As for her being a woman, well, this is the very last thing on my list. What I want is a leader, no matter their gender or sexual orientation, who promotes the values I believe in. So in 2016, I honestly believed that Bernie Sanders much better represented my values than Hillary Clinton. And one of those values is equality between genders. I want these issues of identity to not matter. I want a country where we don’t see people as black, white or brown, nor as male or female, but as people. Human values.
I really do think Bernie Sanders would have been a better president for all people than Hillary Clinton. So when people accused me of being a misogynist because I supported him over her, well … I’ll be honest, it hurt for a while. I felt like I needed to defend myself. But then I realized that these people didn’t know me and were just projecting onto me. Or maybe they were just using identity politics cynically to advance their candidate. Or both. I don’t know.
The point is, I’m all for anyone of any gender or race to be president and so I’d be happy to have a woman who I believed in, a woman like Tulsi Gabbard, as president of the United States.
It’s most likely not going to happen in 2020, but I’d like her to get her name out there, as Sanders did in 2020, Ultimately, I want her on that debate stage because she will go into the issue of US foreign policy. This is her comment at the end of her Tulsi 2020 website: “Regime change wars are bankrupting our country and our moral authority. We need to redirect those resources into a renewable, sustainable economy that works for everyone and bring about an era of peace.
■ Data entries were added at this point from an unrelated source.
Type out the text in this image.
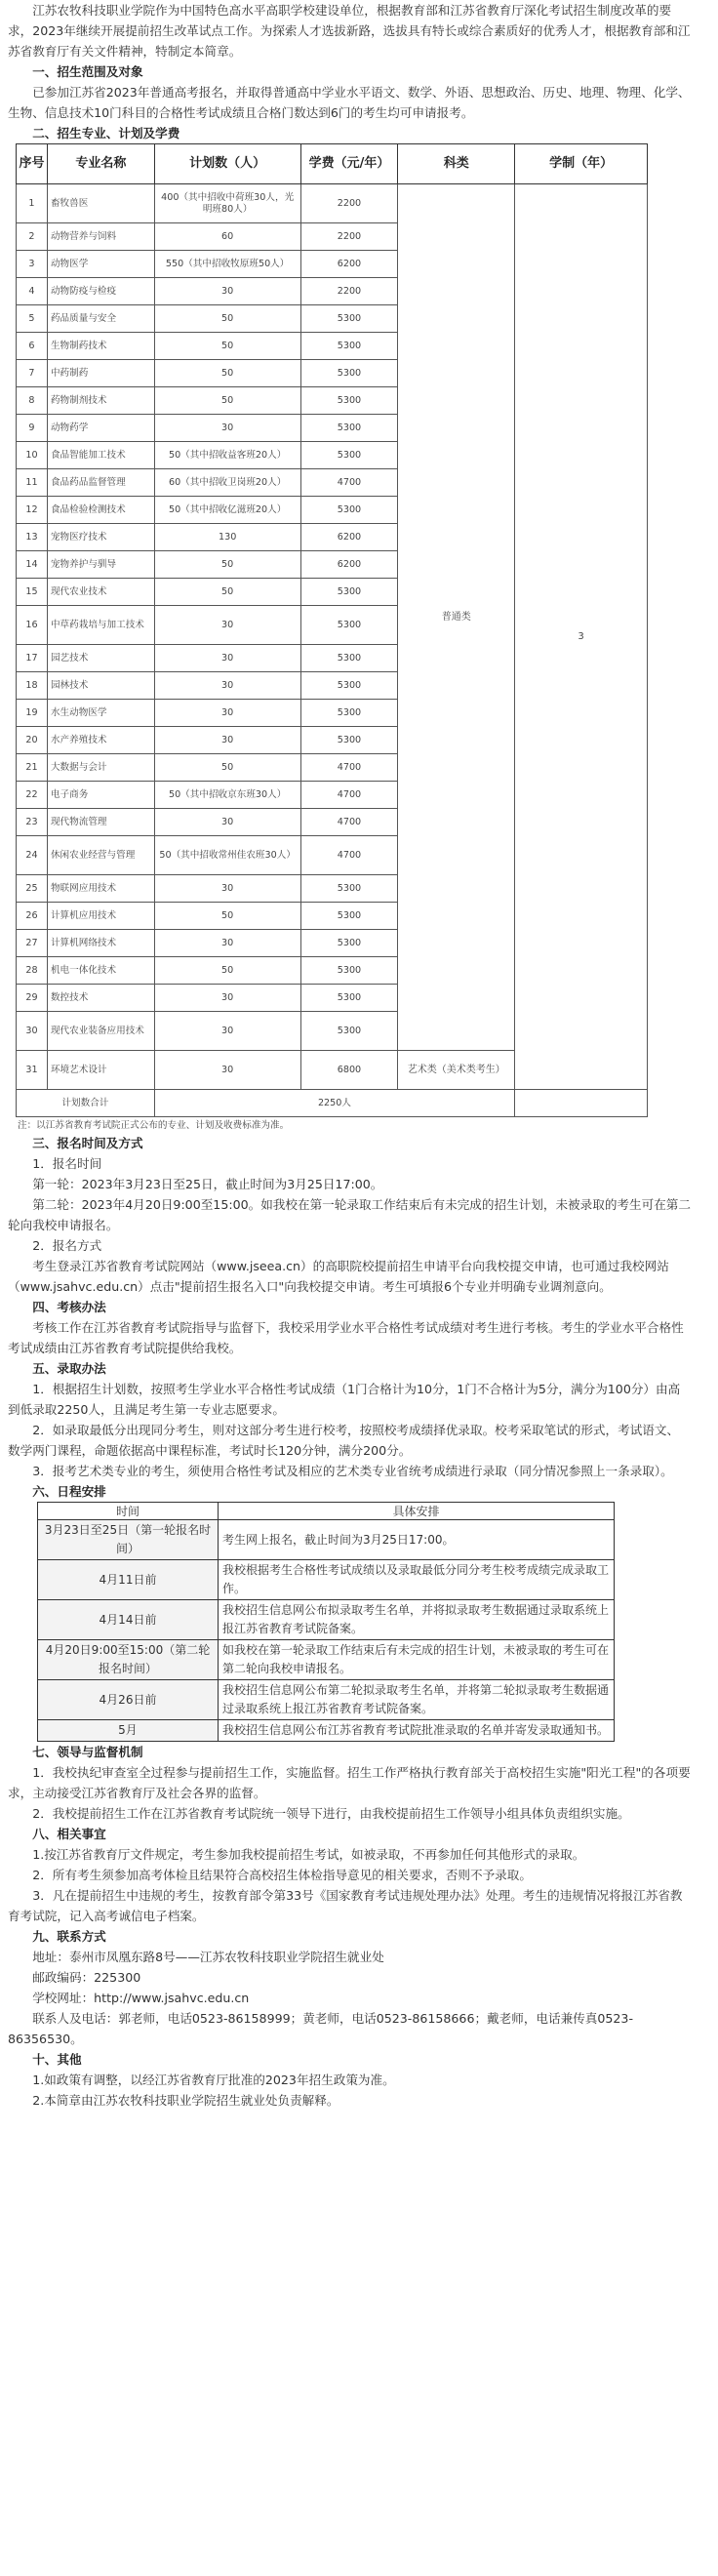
江苏农牧科技职业学院作为中国特色高水平高职学校建设单位，根据教育部和江苏省教育厅深化考试招生制度改革的要求，2023年继续开展提前招生改革试点工作。为探索人才选拔新路，选拔具有特长或综合素质好的优秀人才，根据教育部和江苏省教育厅有关文件精神，特制定本简章。

一、招生范围及对象

已参加江苏省2023年普通高考报名，并取得普通高中学业水平语文、数学、外语、思想政治、历史、地理、物理、化学、生物、信息技术10门科目的合格性考试成绩且合格门数达到6门的考生均可申请报考。

二、招生专业、计划及学费

序号	专业名称	计划数（人）	学费（元/年）	科类	学制（年）
1	畜牧兽医	400（其中招收中荷班30人，光明班80人）	2200	普通类	3
2	动物营养与饲料	60	2200		
3	动物医学	550（其中招收牧原班50人）	6200		
4	动物防疫与检疫	30	2200		
5	药品质量与安全	50	5300		
6	生物制药技术	50	5300		
7	中药制药	50	5300		
8	药物制剂技术	50	5300		
9	动物药学	30	5300		
10	食品智能加工技术	50（其中招收益客班20人）	5300		
11	食品药品监督管理	60（其中招收卫岗班20人）	4700		
12	食品检验检测技术	50（其中招收亿滋班20人）	5300		
13	宠物医疗技术	130	6200		
14	宠物养护与驯导	50	6200		
15	现代农业技术	50	5300		
16	中草药栽培与加工技术	30	5300		
17	园艺技术	30	5300		
18	园林技术	30	5300		
19	水生动物医学	30	5300		
20	水产养殖技术	30	5300		
21	大数据与会计	50	4700		
22	电子商务	50（其中招收京东班30人）	4700		
23	现代物流管理	30	4700		
24	休闲农业经营与管理	50（其中招收常州佳农班30人）	4700		
25	物联网应用技术	30	5300		
26	计算机应用技术	50	5300		
27	计算机网络技术	30	5300		
28	机电一体化技术	50	5300		
29	数控技术	30	5300		
30	现代农业装备应用技术	30	5300		
31	环境艺术设计	30	6800	艺术类（美术类考生）	
计划数合计		2250人			

注：以江苏省教育考试院正式公布的专业、计划及收费标准为准。

三、报名时间及方式

1．报名时间

第一轮：2023年3月23日至25日，截止时间为3月25日17:00。

第二轮：2023年4月20日9:00至15:00。如我校在第一轮录取工作结束后有未完成的招生计划，未被录取的考生可在第二轮向我校申请报名。

2．报名方式

考生登录江苏省教育考试院网站（www.jseea.cn）的高职院校提前招生申请平台向我校提交申请，也可通过我校网站（www.jsahvc.edu.cn）点击"提前招生报名入口"向我校提交申请。考生可填报6个专业并明确专业调剂意向。

四、考核办法

考核工作在江苏省教育考试院指导与监督下，我校采用学业水平合格性考试成绩对考生进行考核。考生的学业水平合格性考试成绩由江苏省教育考试院提供给我校。

五、录取办法

1．根据招生计划数，按照考生学业水平合格性考试成绩（1门合格计为10分，1门不合格计为5分，满分为100分）由高到低录取2250人，且满足考生第一专业志愿要求。

2．如录取最低分出现同分考生，则对这部分考生进行校考，按照校考成绩择优录取。校考采取笔试的形式，考试语文、数学两门课程，命题依据高中课程标准，考试时长120分钟，满分200分。

3．报考艺术类专业的考生，须使用合格性考试及相应的艺术类专业省统考成绩进行录取（同分情况参照上一条录取）。

六、日程安排

时间	具体安排
3月23日至25日（第一轮报名时间）	考生网上报名，截止时间为3月25日17:00。
4月11日前	我校根据考生合格性考试成绩以及录取最低分同分考生校考成绩完成录取工作。
4月14日前	我校招生信息网公布拟录取考生名单，并将拟录取考生数据通过录取系统上报江苏省教育考试院备案。
4月20日9:00至15:00（第二轮报名时间）	如我校在第一轮录取工作结束后有未完成的招生计划，未被录取的考生可在第二轮向我校申请报名。
4月26日前	我校招生信息网公布第二轮拟录取考生名单，并将第二轮拟录取考生数据通过录取系统上报江苏省教育考试院备案。
5月	我校招生信息网公布江苏省教育考试院批准录取的名单并寄发录取通知书。

七、领导与监督机制

1．我校执纪审查室全过程参与提前招生工作，实施监督。招生工作严格执行教育部关于高校招生实施"阳光工程"的各项要求，主动接受江苏省教育厅及社会各界的监督。

2．我校提前招生工作在江苏省教育考试院统一领导下进行，由我校提前招生工作领导小组具体负责组织实施。

八、相关事宜

1.按江苏省教育厅文件规定，考生参加我校提前招生考试，如被录取，不再参加任何其他形式的录取。

2．所有考生须参加高考体检且结果符合高校招生体检指导意见的相关要求，否则不予录取。

3．凡在提前招生中违规的考生，按教育部令第33号《国家教育考试违规处理办法》处理。考生的违规情况将报江苏省教育考试院，记入高考诚信电子档案。

九、联系方式

地址：泰州市凤凰东路8号——江苏农牧科技职业学院招生就业处

邮政编码：225300

学校网址：http://www.jsahvc.edu.cn

联系人及电话：郭老师，电话0523-86158999；黄老师，电话0523-86158666；戴老师，电话兼传真0523-86356530。

十、其他

1.如政策有调整，以经江苏省教育厅批准的2023年招生政策为准。

2.本简章由江苏农牧科技职业学院招生就业处负责解释。
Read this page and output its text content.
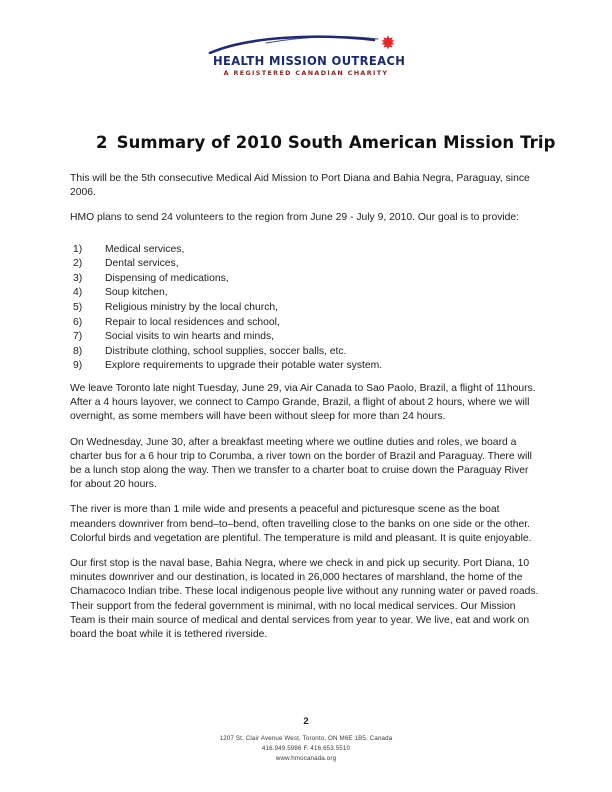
HEALTH MISSION OUTREACH
A REGISTERED CANADIAN CHARITY
2 Summary of 2010 South American Mission Trip

This will be the 5th consecutive Medical Aid Mission to Port Diana and Bahia Negra, Paraguay, since 2006.

HMO plans to send 24 volunteers to the region from June 29 - July 9, 2010. Our goal is to provide:

1)	Medical services,
2)	Dental services,
3)	Dispensing of medications,
4)	Soup kitchen,
5)	Religious ministry by the local church,
6)	Repair to local residences and school,
7)	Social visits to win hearts and minds,
8)	Distribute clothing, school supplies, soccer balls, etc.
9)	Explore requirements to upgrade their potable water system.

We leave Toronto late night Tuesday, June 29, via Air Canada to Sao Paolo, Brazil, a flight of 11hours. After a 4 hours layover, we connect to Campo Grande, Brazil, a flight of about 2 hours, where we will overnight, as some members will have been without sleep for more than 24 hours.

On Wednesday, June 30, after a breakfast meeting where we outline duties and roles, we board a charter bus for a 6 hour trip to Corumba, a river town on the border of Brazil and Paraguay. There will be a lunch stop along the way. Then we transfer to a charter boat to cruise down the Paraguay River for about 20 hours.

The river is more than 1 mile wide and presents a peaceful and picturesque scene as the boat meanders downriver from bend–to–bend, often travelling close to the banks on one side or the other. Colorful birds and vegetation are plentiful. The temperature is mild and pleasant. It is quite enjoyable.

Our first stop is the naval base, Bahia Negra, where we check in and pick up security. Port Diana, 10 minutes downriver and our destination, is located in 26,000 hectares of marshland, the home of the Chamacoco Indian tribe. These local indigenous people live without any running water or paved roads. Their support from the federal government is minimal, with no local medical services. Our Mission Team is their main source of medical and dental services from year to year. We live, eat and work on board the boat while it is tethered riverside.

2
1207 St. Clair Avenue West, Toronto, ON M6E 1B5, Canada
416.949.5986 F. 416.653.5510
www.hmocanada.org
We must put service above self and reclaim our great democracy from the forces of hatred and division.”
So she clearly understands that there is a holistic case that stopping regime-change wars is not only a wise policy for national security and moral reasons, but the financial savings from such an action can then be used to fund domestic goals such as universal health care and free tuition at public colleges, not to mention infrastructure improvements and programs like the Green New Deal.